Perfect Dark for the Nintendo64 features a female character who is the worlds #1 agent, Joana Dark. She was neither objectified or hypersexualized. And even when trapped in the male gaze of the FPS genre, the majority of Joana's mission objectives are non violent based on stealth and reconnaissance. How's that for a subversive game that is actually an FPS? It's also worth noting that the console sequel to Perfect Dark on the Xbox360, featured a younger, more sexualized Joana. Perhaps more feminine friendly games can be found on Nintendo systems as opposed to the machine the Microsoft built. Assuming any female character in the third-person is a "controllable other" that is objectified by the player is rash. What about the Pokemon series that allows player to play a male or female character n a world that lets players choose their own activities among collecting, battling, and showing off the aesthetics of their Pokemon? The world of Pokemon is also a place where even battling only results in fainting as opposed to death a subtle change that subverts violence for sport and play. Besides Pokemon, there's a slew of Nintendo games that are virtually gender neutral.

As the player, you're never even aware that you're a woman until you catch a glimpse of yourself in the third person through a portal. The unobtrusive presentation of the female protagonist doesn't force a male gender perspective on the player as is the norm in FPS games.

McNeilly's point about the "unobtrusive" presentation of the female protagonist in Portal is very true. But Portal wasn't the first to do this. The original Metroid for the NES features the female protagonist Samas Aran, whose gender was practically hidden from most players throughout the game. Beating the game quickly enough unlocked a special ending revealing that Samus was indeed a female and not a robot. Samus' power suit helps to mask gender identity. And with the Metroid Prime series, players assume the role of a completely un-sexualized protagonist. At the same time, the Prime series is in first-person and reflects some of the conventions of the FPS genre. The absence of mentioning the Metroid series or any other Nintendo game possibly exposes McNeilly's lack of experience with such games and the possibly that they are more subversive than Portal.

Portal successfully reinvents both the "first-person" and the "shooter" elements of its genre in a manner that celebrates the empowerment of the feminine rather than subjugating it to objectification by the male gaze. The force of its message is amplified through its unconventional deployment of adversaries and genre archetypes. In doing so, it subtly yet powerfully points out to the entire industry that games needn't exist solely to service the libido.

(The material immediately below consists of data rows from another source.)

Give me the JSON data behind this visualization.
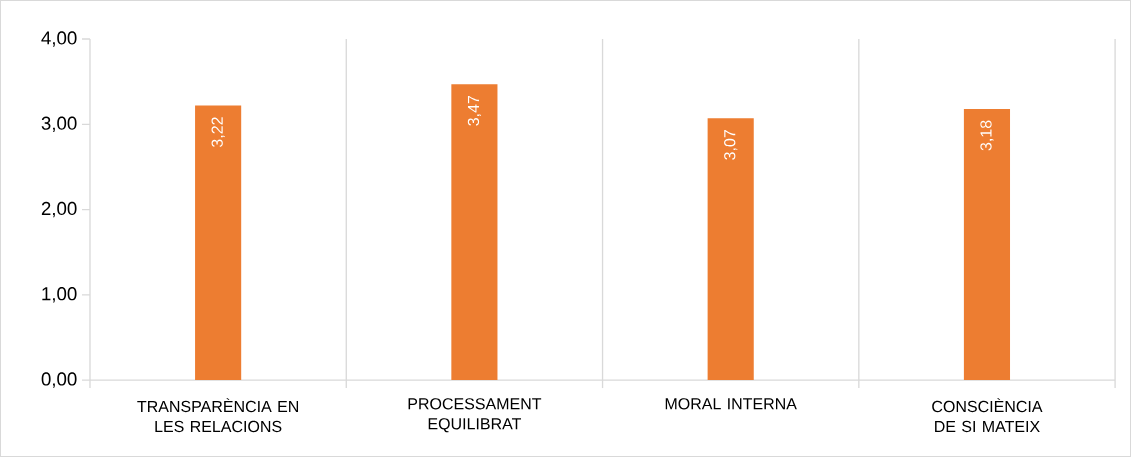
{
  "chart_data": {
    "type": "bar",
    "categories": [
      "TRANSPARÈNCIA EN LES RELACIONS",
      "PROCESSAMENT EQUILIBRAT",
      "MORAL INTERNA",
      "CONSCIÈNCIA DE SI MATEIX"
    ],
    "values": [
      3.22,
      3.47,
      3.07,
      3.18
    ],
    "value_labels": [
      "3,22",
      "3,47",
      "3,07",
      "3,18"
    ],
    "color": "#ed7d31",
    "ylim": [
      0,
      4
    ],
    "yticks": [
      {
        "value": 0,
        "label": "0,00"
      },
      {
        "value": 1,
        "label": "1,00"
      },
      {
        "value": 2,
        "label": "2,00"
      },
      {
        "value": 3,
        "label": "3,00"
      },
      {
        "value": 4,
        "label": "4,00"
      }
    ],
    "grid": "x"
  }
}
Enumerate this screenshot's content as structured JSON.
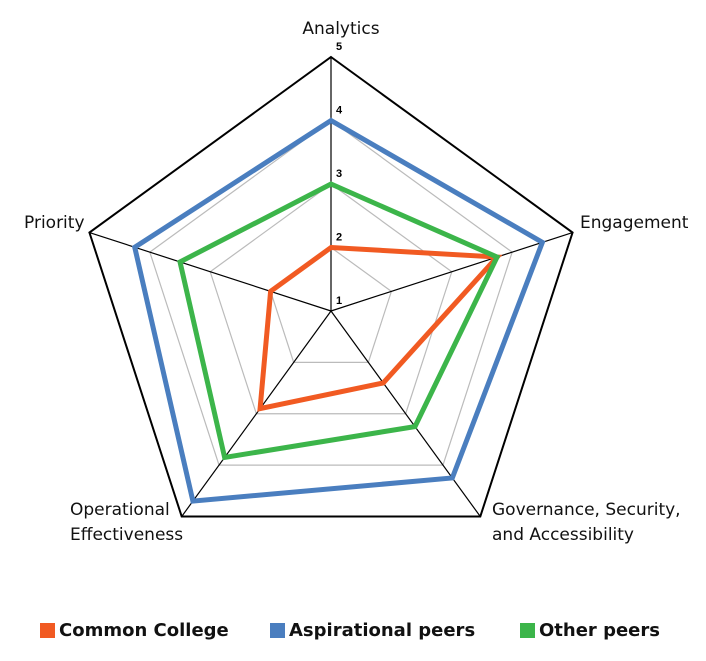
{
  "chart_data": {
    "type": "radar",
    "categories": [
      "Analytics",
      "Engagement",
      "Governance, Security,\nand Accessibility",
      "Operational\nEffectiveness",
      "Priority"
    ],
    "ylim": [
      1,
      5
    ],
    "yticks": [
      1,
      2,
      3,
      4,
      5
    ],
    "series": [
      {
        "name": "Common College",
        "color": "#f15a22",
        "values": [
          2,
          3.75,
          2.4,
          2.9,
          2.0
        ]
      },
      {
        "name": "Aspirational peers",
        "color": "#4a7ebf",
        "values": [
          4,
          4.5,
          4.25,
          4.7,
          4.25
        ]
      },
      {
        "name": "Other peers",
        "color": "#3cb54a",
        "values": [
          3,
          3.75,
          3.25,
          3.85,
          3.5
        ]
      }
    ]
  }
}
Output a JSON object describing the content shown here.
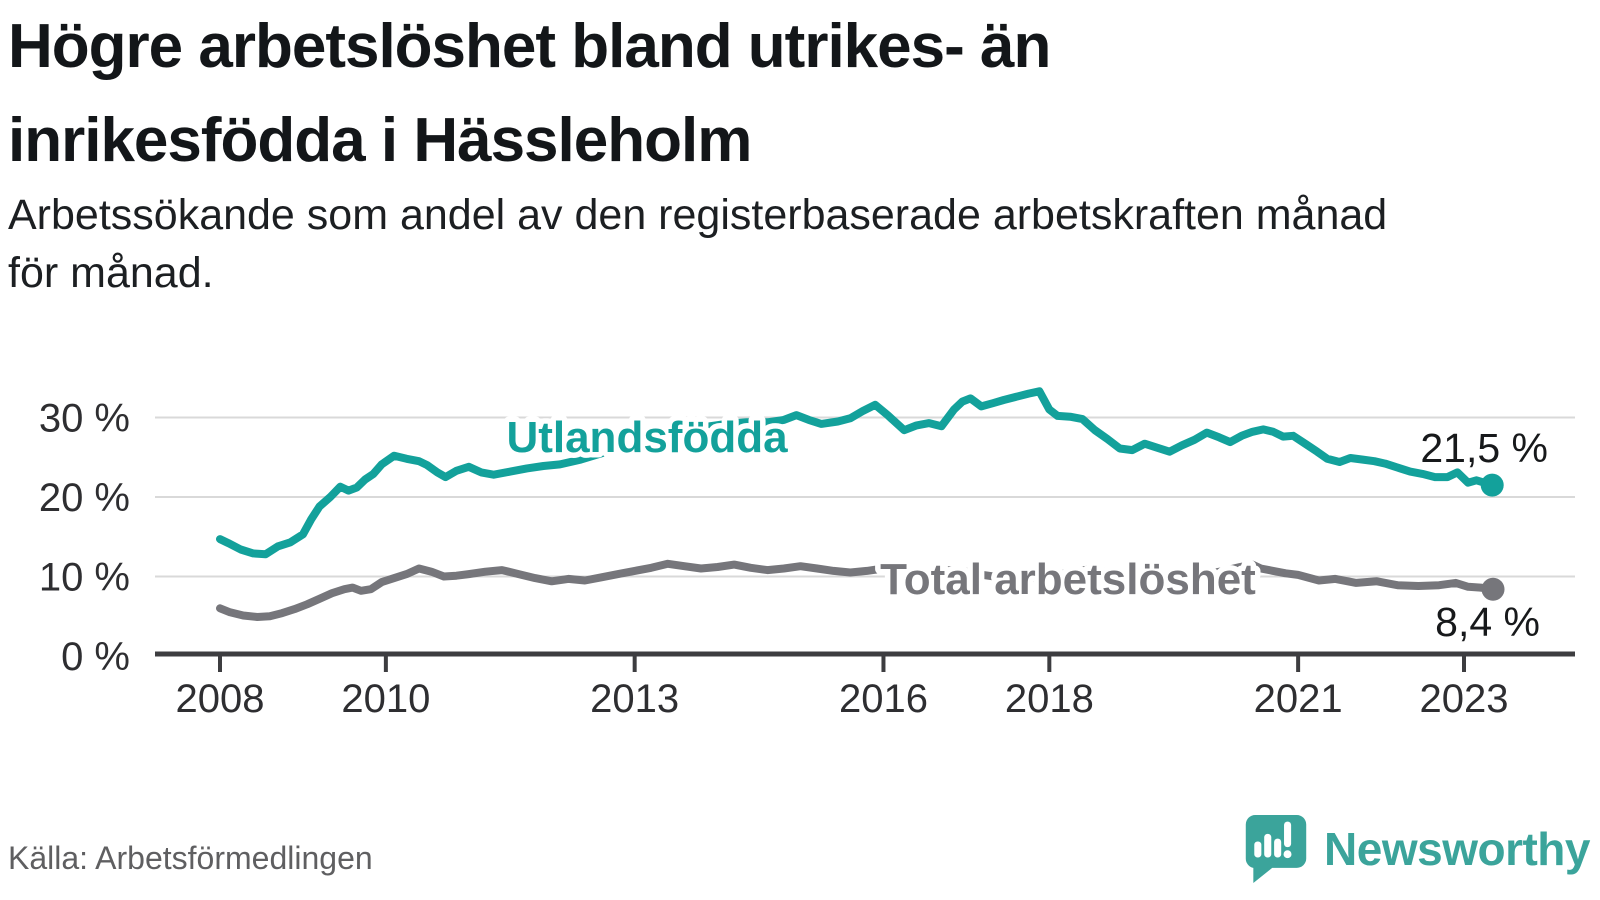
{
  "header": {
    "title_lines": [
      "Högre arbetslöshet bland utrikes- än",
      "inrikesfödda i Hässleholm"
    ],
    "subtitle_lines": [
      "Arbetssökande som andel av den registerbaserade arbetskraften månad",
      "för månad."
    ]
  },
  "footer": {
    "source": "Källa: Arbetsförmedlingen",
    "brand": "Newsworthy",
    "brand_color": "#3ba49b"
  },
  "chart_data": {
    "type": "line",
    "unit": "%",
    "grid": true,
    "xlim": [
      2007.2,
      2024.0
    ],
    "ylim": [
      0,
      35
    ],
    "x_ticks": [
      {
        "year": 2008,
        "label": "2008"
      },
      {
        "year": 2010,
        "label": "2010"
      },
      {
        "year": 2013,
        "label": "2013"
      },
      {
        "year": 2016,
        "label": "2016"
      },
      {
        "year": 2018,
        "label": "2018"
      },
      {
        "year": 2021,
        "label": "2021"
      },
      {
        "year": 2023,
        "label": "2023"
      }
    ],
    "y_ticks": [
      {
        "value": 0,
        "label": "0 %"
      },
      {
        "value": 10,
        "label": "10 %"
      },
      {
        "value": 20,
        "label": "20 %"
      },
      {
        "value": 30,
        "label": "30 %"
      }
    ],
    "series": [
      {
        "name": "Utlandsfödda",
        "color": "#13a19b",
        "end_value": 21.5,
        "end_value_label": "21,5 %",
        "points": [
          [
            2008.0,
            14.7
          ],
          [
            2008.1,
            14.2
          ],
          [
            2008.25,
            13.4
          ],
          [
            2008.4,
            12.9
          ],
          [
            2008.55,
            12.8
          ],
          [
            2008.7,
            13.8
          ],
          [
            2008.85,
            14.3
          ],
          [
            2009.0,
            15.3
          ],
          [
            2009.1,
            17.2
          ],
          [
            2009.2,
            18.8
          ],
          [
            2009.33,
            20.0
          ],
          [
            2009.45,
            21.3
          ],
          [
            2009.55,
            20.8
          ],
          [
            2009.65,
            21.2
          ],
          [
            2009.75,
            22.2
          ],
          [
            2009.85,
            22.9
          ],
          [
            2009.95,
            24.1
          ],
          [
            2010.1,
            25.2
          ],
          [
            2010.25,
            24.8
          ],
          [
            2010.4,
            24.5
          ],
          [
            2010.5,
            24.0
          ],
          [
            2010.62,
            23.1
          ],
          [
            2010.72,
            22.5
          ],
          [
            2010.85,
            23.3
          ],
          [
            2011.0,
            23.8
          ],
          [
            2011.15,
            23.1
          ],
          [
            2011.3,
            22.8
          ],
          [
            2011.5,
            23.2
          ],
          [
            2011.7,
            23.6
          ],
          [
            2011.9,
            23.9
          ],
          [
            2012.1,
            24.1
          ],
          [
            2012.35,
            24.7
          ],
          [
            2012.6,
            25.5
          ],
          [
            2012.85,
            26.3
          ],
          [
            2013.1,
            27.0
          ],
          [
            2013.35,
            27.7
          ],
          [
            2013.6,
            28.3
          ],
          [
            2013.85,
            28.8
          ],
          [
            2014.1,
            29.2
          ],
          [
            2014.35,
            29.4
          ],
          [
            2014.6,
            29.4
          ],
          [
            2014.8,
            29.7
          ],
          [
            2014.95,
            30.3
          ],
          [
            2015.1,
            29.7
          ],
          [
            2015.25,
            29.2
          ],
          [
            2015.45,
            29.5
          ],
          [
            2015.6,
            29.9
          ],
          [
            2015.75,
            30.8
          ],
          [
            2015.9,
            31.6
          ],
          [
            2016.05,
            30.3
          ],
          [
            2016.25,
            28.4
          ],
          [
            2016.4,
            29.0
          ],
          [
            2016.55,
            29.3
          ],
          [
            2016.7,
            28.9
          ],
          [
            2016.85,
            31.0
          ],
          [
            2016.95,
            32.0
          ],
          [
            2017.05,
            32.4
          ],
          [
            2017.18,
            31.4
          ],
          [
            2017.32,
            31.8
          ],
          [
            2017.45,
            32.2
          ],
          [
            2017.6,
            32.6
          ],
          [
            2017.75,
            33.0
          ],
          [
            2017.88,
            33.3
          ],
          [
            2018.0,
            31.0
          ],
          [
            2018.1,
            30.2
          ],
          [
            2018.25,
            30.1
          ],
          [
            2018.4,
            29.8
          ],
          [
            2018.55,
            28.4
          ],
          [
            2018.7,
            27.3
          ],
          [
            2018.85,
            26.1
          ],
          [
            2019.0,
            25.9
          ],
          [
            2019.15,
            26.7
          ],
          [
            2019.3,
            26.2
          ],
          [
            2019.45,
            25.7
          ],
          [
            2019.6,
            26.5
          ],
          [
            2019.75,
            27.2
          ],
          [
            2019.9,
            28.1
          ],
          [
            2020.05,
            27.5
          ],
          [
            2020.18,
            26.9
          ],
          [
            2020.32,
            27.7
          ],
          [
            2020.45,
            28.2
          ],
          [
            2020.58,
            28.5
          ],
          [
            2020.7,
            28.2
          ],
          [
            2020.82,
            27.6
          ],
          [
            2020.94,
            27.7
          ],
          [
            2021.1,
            26.6
          ],
          [
            2021.23,
            25.7
          ],
          [
            2021.35,
            24.8
          ],
          [
            2021.5,
            24.4
          ],
          [
            2021.63,
            24.9
          ],
          [
            2021.78,
            24.7
          ],
          [
            2021.92,
            24.5
          ],
          [
            2022.05,
            24.2
          ],
          [
            2022.2,
            23.7
          ],
          [
            2022.35,
            23.2
          ],
          [
            2022.5,
            22.9
          ],
          [
            2022.65,
            22.5
          ],
          [
            2022.8,
            22.5
          ],
          [
            2022.92,
            23.1
          ],
          [
            2023.05,
            21.8
          ],
          [
            2023.15,
            22.1
          ],
          [
            2023.34,
            21.5
          ]
        ]
      },
      {
        "name": "Total arbetslöshet",
        "color": "#76767b",
        "end_value": 8.4,
        "end_value_label": "8,4 %",
        "points": [
          [
            2008.0,
            6.0
          ],
          [
            2008.12,
            5.5
          ],
          [
            2008.28,
            5.1
          ],
          [
            2008.45,
            4.9
          ],
          [
            2008.6,
            5.0
          ],
          [
            2008.75,
            5.4
          ],
          [
            2008.9,
            5.9
          ],
          [
            2009.05,
            6.5
          ],
          [
            2009.2,
            7.2
          ],
          [
            2009.35,
            7.9
          ],
          [
            2009.5,
            8.4
          ],
          [
            2009.6,
            8.6
          ],
          [
            2009.7,
            8.2
          ],
          [
            2009.82,
            8.4
          ],
          [
            2009.95,
            9.3
          ],
          [
            2010.1,
            9.8
          ],
          [
            2010.25,
            10.3
          ],
          [
            2010.4,
            11.0
          ],
          [
            2010.55,
            10.6
          ],
          [
            2010.7,
            10.0
          ],
          [
            2010.85,
            10.1
          ],
          [
            2011.0,
            10.3
          ],
          [
            2011.2,
            10.6
          ],
          [
            2011.4,
            10.8
          ],
          [
            2011.6,
            10.3
          ],
          [
            2011.8,
            9.8
          ],
          [
            2012.0,
            9.4
          ],
          [
            2012.2,
            9.7
          ],
          [
            2012.4,
            9.5
          ],
          [
            2012.6,
            9.9
          ],
          [
            2012.8,
            10.3
          ],
          [
            2013.0,
            10.7
          ],
          [
            2013.2,
            11.1
          ],
          [
            2013.4,
            11.6
          ],
          [
            2013.6,
            11.3
          ],
          [
            2013.8,
            11.0
          ],
          [
            2014.0,
            11.2
          ],
          [
            2014.2,
            11.5
          ],
          [
            2014.4,
            11.1
          ],
          [
            2014.6,
            10.8
          ],
          [
            2014.8,
            11.0
          ],
          [
            2015.0,
            11.3
          ],
          [
            2015.2,
            11.0
          ],
          [
            2015.4,
            10.7
          ],
          [
            2015.6,
            10.5
          ],
          [
            2015.8,
            10.7
          ],
          [
            2016.0,
            11.0
          ],
          [
            2016.2,
            10.6
          ],
          [
            2016.4,
            10.2
          ],
          [
            2016.6,
            10.4
          ],
          [
            2016.8,
            10.8
          ],
          [
            2017.0,
            10.6
          ],
          [
            2017.2,
            10.2
          ],
          [
            2017.4,
            9.9
          ],
          [
            2017.6,
            9.6
          ],
          [
            2017.8,
            9.8
          ],
          [
            2018.0,
            10.1
          ],
          [
            2018.2,
            10.4
          ],
          [
            2018.35,
            10.7
          ],
          [
            2018.5,
            10.9
          ],
          [
            2018.7,
            10.6
          ],
          [
            2018.9,
            10.3
          ],
          [
            2019.1,
            10.1
          ],
          [
            2019.3,
            9.9
          ],
          [
            2019.5,
            9.8
          ],
          [
            2019.7,
            10.0
          ],
          [
            2019.9,
            10.3
          ],
          [
            2020.1,
            10.7
          ],
          [
            2020.3,
            11.2
          ],
          [
            2020.45,
            11.5
          ],
          [
            2020.55,
            11.0
          ],
          [
            2020.7,
            10.7
          ],
          [
            2020.85,
            10.4
          ],
          [
            2021.0,
            10.2
          ],
          [
            2021.25,
            9.5
          ],
          [
            2021.45,
            9.7
          ],
          [
            2021.7,
            9.2
          ],
          [
            2021.95,
            9.4
          ],
          [
            2022.2,
            8.9
          ],
          [
            2022.45,
            8.8
          ],
          [
            2022.7,
            8.9
          ],
          [
            2022.9,
            9.2
          ],
          [
            2023.05,
            8.7
          ],
          [
            2023.2,
            8.6
          ],
          [
            2023.35,
            8.4
          ]
        ]
      }
    ]
  }
}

Portal is a first-person puzzle game. Even if it were an FPS, it would not reinvent the "first-person" or the "shooter" elements. Its design is standard for puzzle games. The first-person perspective doesn't revolutionize the puzzle genre. Rather, it adds a branch to the Puzzle genre. Yes, portal is an excellent game filled with subversion to many male-conventions. However, it's just one in many that "point out to the entire industry." Perhaps, McNeilly should spend some more time with the classics, and with Nintendo games especially considering how the PC and Xbox360 markets are over saturated with traditional masculine first-person shooters.

1 comment:

john said...

I wonder if I can provoke anyone...

Joe McNeilly scares me. He represents a vanguard of gamers with a fondness for symbolism who want the genre to be transformed into a new addition to the humanities. He scares me because, while in symbolic works conclusions are abundant, I have never been able to find anything resembling a respect for logic in literary theory (the closest any type of criticism came to being logical was the new criticism, I think). Because of this, I think symbolism is probably the worst thing that ever happened to art. Symbolism transformed art into an extremely, extremely poor substitute for argument, and consequently a venue through which people could try to spread utterly unjustified opinions. As symbolism stalks my most beloved genre, I become more and more uneasy.